Many people all through out Columbia are taking the opportunity to voice their opinions on what kind of place Five Points should be.

Kit Smith talks to the Columbia Public Safety Committee on behalf of the Coalition of Five Points Neighborhoods on why bars in the city should stay closed at 2 a.m.

Kit Smith presented a map to show the density of the bars and other establishments in Five Points.

Sean McManus shows the committee photos of Bar None, in order to give an example of what goes on in a bar between the hours of 2 a.m.-6 a.m.

There were calls to be civil as tensions ran high early on in the Public Safety Committee’s Tuesday meeting when discussing whether or not Five Points bars can operate until 6 a.m. Applause came from those in favor of Five Points operating until 6 a.m. whenever a chairman corrected the facts given by those trying to make bars close at 2 a.m.

Some Columbia residents are asking for a push to recommend ending a special permit for some bars that “meet certain conditions” to stay open until 6 a.m. Bar owners, employees and patrons who attended spoke on why bars should stay open later.

Besides when Five Points bars close, one of the other concerns residents have is with the amount of people fitting in to the  barely one square mile of space week after week.

“There are two problems: there’s the density and the hours of operation, and anything that can start to phase out those long hours or reduce the density, I think is a good way to go,” Kit Smith said, speaking on behalf of the Coalition of Five Points Neighborhoods, which is pushing for a 2 a.m. last call.

Sean McManus, a Richland County resident, doesn’t deny there is a problem with behavior in Five Points, but he doesn’t want the majority of people acting responsibly in Five Points punished for the minority’s actions.
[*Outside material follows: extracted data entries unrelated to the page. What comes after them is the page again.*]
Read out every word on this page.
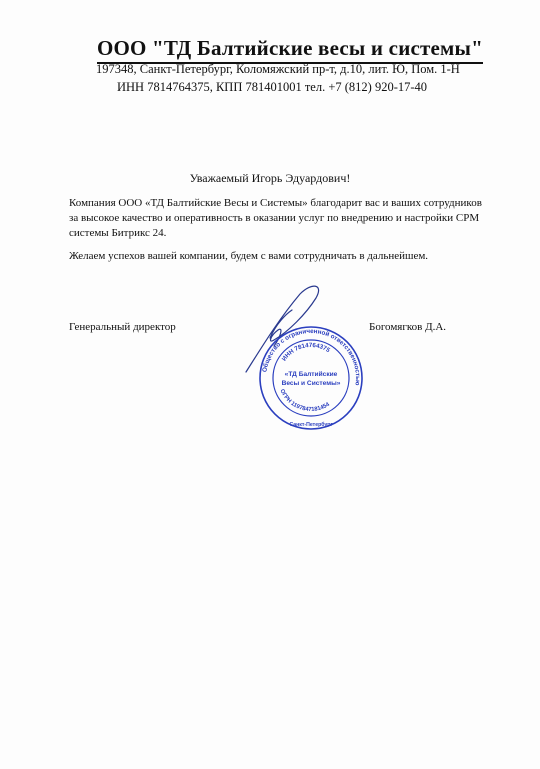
ООО "ТД Балтийские весы и системы"
197348, Санкт-Петербург, Коломяжский пр-т, д.10, лит. Ю, Пом. 1-Н
ИНН 7814764375, КПП 781401001 тел. +7 (812) 920-17-40
Уважаемый Игорь Эдуардович!
Компания ООО «ТД Балтийские Весы и Системы» благодарит вас и ваших сотрудников
за высокое качество и оперативность в оказании услуг по внедрению и настройки СРМ
системы Битрикс 24.
Желаем успехов вашей компании, будем с вами сотрудничать в дальнейшем.
Генеральный директор	Богомягков Д.А.
Общество с ограниченной ответственностью
ИНН 7814764375
«ТД Балтийские
Весы и Системы»
ОГРН 1197847181454
Санкт-Петербург
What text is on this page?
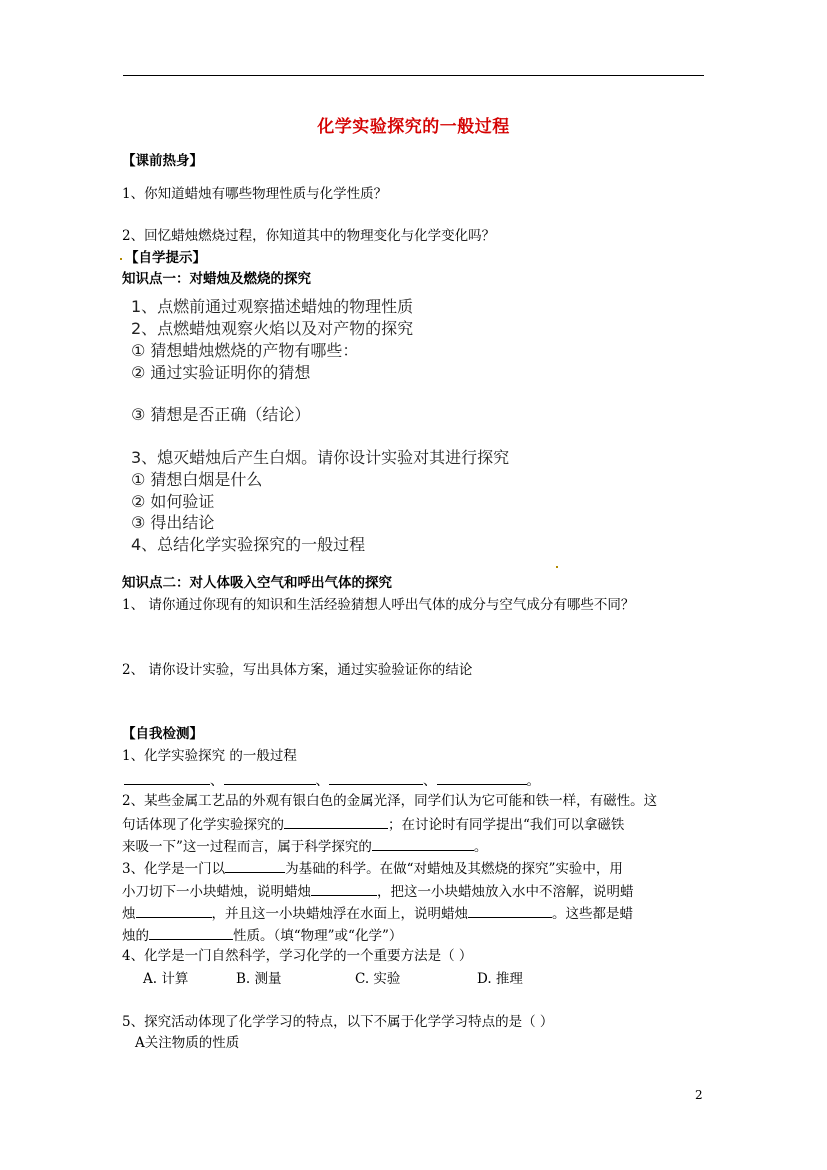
化学实验探究的一般过程
【课前热身】
1、你知道蜡烛有哪些物理性质与化学性质？
2、回忆蜡烛燃烧过程，你知道其中的物理变化与化学变化吗？
【自学提示】
知识点一：对蜡烛及燃烧的探究
1、点燃前通过观察描述蜡烛的物理性质
2、点燃蜡烛观察火焰以及对产物的探究
① 猜想蜡烛燃烧的产物有哪些：
② 通过实验证明你的猜想
③ 猜想是否正确（结论）
3、熄灭蜡烛后产生白烟。请你设计实验对其进行探究
① 猜想白烟是什么
② 如何验证
③ 得出结论
4、总结化学实验探究的一般过程
知识点二：对人体吸入空气和呼出气体的探究
1、 请你通过你现有的知识和生活经验猜想人呼出气体的成分与空气成分有哪些不同？
2、 请你设计实验，写出具体方案，通过实验验证你的结论
【自我检测】
1、化学实验探究 的一般过程
、	、	、	。
2、某些金属工艺品的外观有银白色的金属光泽，同学们认为它可能和铁一样，有磁性。这
句话体现了化学实验探究的	；在讨论时有同学提出“我们可以拿磁铁
来吸一下”这一过程而言，属于科学探究的	。
3、化学是一门以	为基础的科学。在做“对蜡烛及其燃烧的探究”实验中，用
小刀切下一小块蜡烛，说明蜡烛	，把这一小块蜡烛放入水中不溶解，说明蜡
烛	，并且这一小块蜡烛浮在水面上，说明蜡烛	。这些都是蜡
烛的	性质。（填“物理”或“化学”）
4、化学是一门自然科学，学习化学的一个重要方法是（ ）
A. 计算	B. 测量	C. 实验	D. 推理
5、探究活动体现了化学学习的特点，以下不属于化学学习特点的是（ ）
A关注物质的性质
2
“People get hurt when you irresponsibly serve alcohol, so we do need to find out who that is and either put them out of business or get them to stand up straight and do the right thing,” McManus said.
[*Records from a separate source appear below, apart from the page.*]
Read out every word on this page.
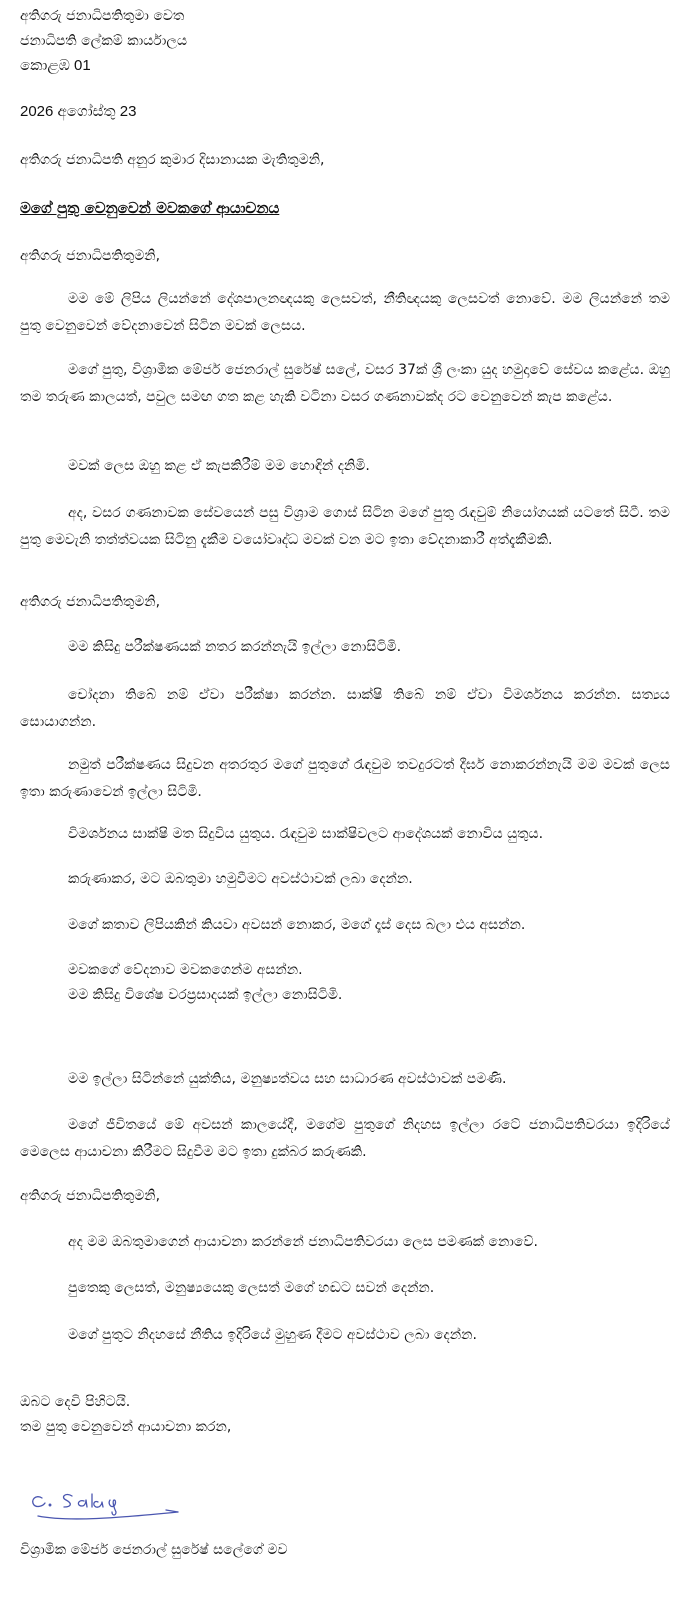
අතිගරු ජනාධිපතිතුමා වෙත
ජනාධිපති ලේකම් කාර්යාලය
කොළඹ 01
2026 අගෝස්තු 23
අතිගරු ජනාධිපති අනුර කුමාර දිසානායක මැතිතුමනි,
මගේ පුතු වෙනුවෙන් මවකගේ ආයාචනය
අතිගරු ජනාධිපතිතුමනි,
මම මේ ලිපිය ලියන්නේ දේශපාලනඥයකු ලෙසවත්, නීතිඥයකු ලෙසවත් නොවේ. මම ලියන්නේ තම පුතු වෙනුවෙන් වේදනාවෙන් සිටින මවක් ලෙසය.
මගේ පුතු, විශ්‍රාමික මේජර් ජෙනරාල් සුරේෂ් සලේ, වසර 37ක් ශ්‍රී ලංකා යුද හමුදාවේ සේවය කළේය. ඔහු තම තරුණ කාලයත්, පවුල සමඟ ගත කළ හැකි වටිනා වසර ගණනාවක්ද රට වෙනුවෙන් කැප කළේය.
මවක් ලෙස ඔහු කළ ඒ කැපකිරීම් මම හොඳින් දනිමි.
අද, වසර ගණනාවක සේවයෙන් පසු විශ්‍රාම ගොස් සිටින මගේ පුතු රැඳවුම් නියෝගයක් යටතේ සිටී. තම පුතු මෙවැනි තත්ත්වයක සිටිනු දැකීම වයෝවෘද්ධ මවක් වන මට ඉතා වේදනාකාරී අත්දැකීමකි.
අතිගරු ජනාධිපතිතුමනි,
මම කිසිදු පරීක්ෂණයක් නතර කරන්නැයි ඉල්ලා නොසිටිමි.
චෝදනා තිබේ නම් ඒවා පරීක්ෂා කරන්න. සාක්ෂි තිබේ නම් ඒවා විමර්ශනය කරන්න. සත්‍යය සොයාගන්න.
නමුත් පරීක්ෂණය සිදුවන අතරතුර මගේ පුතුගේ රැඳවුම තවදුරටත් දීර්ඝ නොකරන්නැයි මම මවක් ලෙස ඉතා කරුණාවෙන් ඉල්ලා සිටිමි.
විමර්ශනය සාක්ෂි මත සිදුවිය යුතුය. රැඳවුම සාක්ෂිවලට ආදේශයක් නොවිය යුතුය.
කරුණාකර, මට ඔබතුමා හමුවීමට අවස්ථාවක් ලබා දෙන්න.
මගේ කතාව ලිපියකින් කියවා අවසන් නොකර, මගේ දෑස් දෙස බලා එය අසන්න.
මවකගේ වේදනාව මවකගෙන්ම අසන්න.
මම කිසිදු විශේෂ වරප්‍රසාදයක් ඉල්ලා නොසිටිමි.
මම ඉල්ලා සිටින්නේ යුක්තිය, මනුෂ්‍යත්වය සහ සාධාරණ අවස්ථාවක් පමණි.
මගේ ජීවිතයේ මේ අවසන් කාලයේදී, මගේම පුතුගේ නිදහස ඉල්ලා රටේ ජනාධිපතිවරයා ඉදිරියේ මෙලෙස ආයාචනා කිරීමට සිදුවීම මට ඉතා දුක්බර කරුණකි.
අතිගරු ජනාධිපතිතුමනි,
අද මම ඔබතුමාගෙන් ආයාචනා කරන්නේ ජනාධිපතිවරයා ලෙස පමණක් නොවේ.
පුතෙකු ලෙසත්, මනුෂ්‍යයෙකු ලෙසත් මගේ හඬට සවන් දෙන්න.
මගේ පුතුට නිදහසේ නීතිය ඉදිරියේ මුහුණ දීමට අවස්ථාව ලබා දෙන්න.
ඔබට දෙවි පිහිටයි.
තම පුතු වෙනුවෙන් ආයාචනා කරන,
විශ්‍රාමික මේජර් ජෙනරාල් සුරේෂ් සලේගේ මව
People who live close to Five Points told personal stories of the drunken antics that they say have occurred on their property as well as some incidents of sexual assault they said were due to the late-night alcohol sales. Smith, who lives three blocks away from Five Points, thinks the amount of people in Columbia is one of the reasons bars should closed at 2 a.m.

According to McManus, if the bars close at 2 a.m., then the activities that go on in Five Points between 2 and 6 a.m. will be dispersed to the neighborhoods that surround it because that’s where students live.
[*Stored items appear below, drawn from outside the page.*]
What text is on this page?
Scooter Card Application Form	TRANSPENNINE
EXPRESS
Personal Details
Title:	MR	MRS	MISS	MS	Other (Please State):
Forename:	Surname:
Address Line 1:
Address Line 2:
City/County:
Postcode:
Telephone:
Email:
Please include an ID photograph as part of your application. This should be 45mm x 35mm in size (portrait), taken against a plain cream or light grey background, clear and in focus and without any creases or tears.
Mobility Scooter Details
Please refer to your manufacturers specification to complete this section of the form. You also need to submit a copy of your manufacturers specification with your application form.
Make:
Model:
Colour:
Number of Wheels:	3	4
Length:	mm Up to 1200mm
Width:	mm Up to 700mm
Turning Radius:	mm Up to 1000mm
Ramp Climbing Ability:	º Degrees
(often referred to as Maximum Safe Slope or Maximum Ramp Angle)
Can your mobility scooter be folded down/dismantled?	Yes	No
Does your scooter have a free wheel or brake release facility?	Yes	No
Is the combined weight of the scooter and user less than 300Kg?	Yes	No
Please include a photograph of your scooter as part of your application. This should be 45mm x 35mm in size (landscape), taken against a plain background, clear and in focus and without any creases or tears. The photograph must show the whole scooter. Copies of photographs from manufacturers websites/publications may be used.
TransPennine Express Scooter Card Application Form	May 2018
Two-thirds of the bars in Columbia that operate after 2 a.m. are located in Five Points. With the majority of Five Points patrons being college students, Smith says it’s more of the city of Columbia’s responsibility to fix this issue rather than the University of South Carolina.

“USC, from my understanding, is very concerned and has worked very hard to try to educate students and provide safe transportation — they’re offering escorts for students walking home. So, I think USC is definitely committed to trying to make it a safer place for students,” Smith said.

McManus, on the other hand, thinks USC should be more involved in the decision with what goes on in Five Points.

“They are the root of so many of these problems. Not because they are a bad institution, but because of the nature of what happens when you shove 40,000 people in a small area,” McManus said.

But for Smith, it just comes down to safety for Columbia residents.

“If they all close at 2 o’clock they would meet the norm of the rest of America. I don’t know of any jurisdiction that says it makes it safer to to leave bars open all night.”

Instead of making more laws, McManus says the city should reinforce the laws they already have. McManus would like to see Five Points increase police presence in neighborhoods or maybe add a late night tax between 2-6 a.m.

There was no vote on the issue that day, but the matter will be turned over to the full city council next month.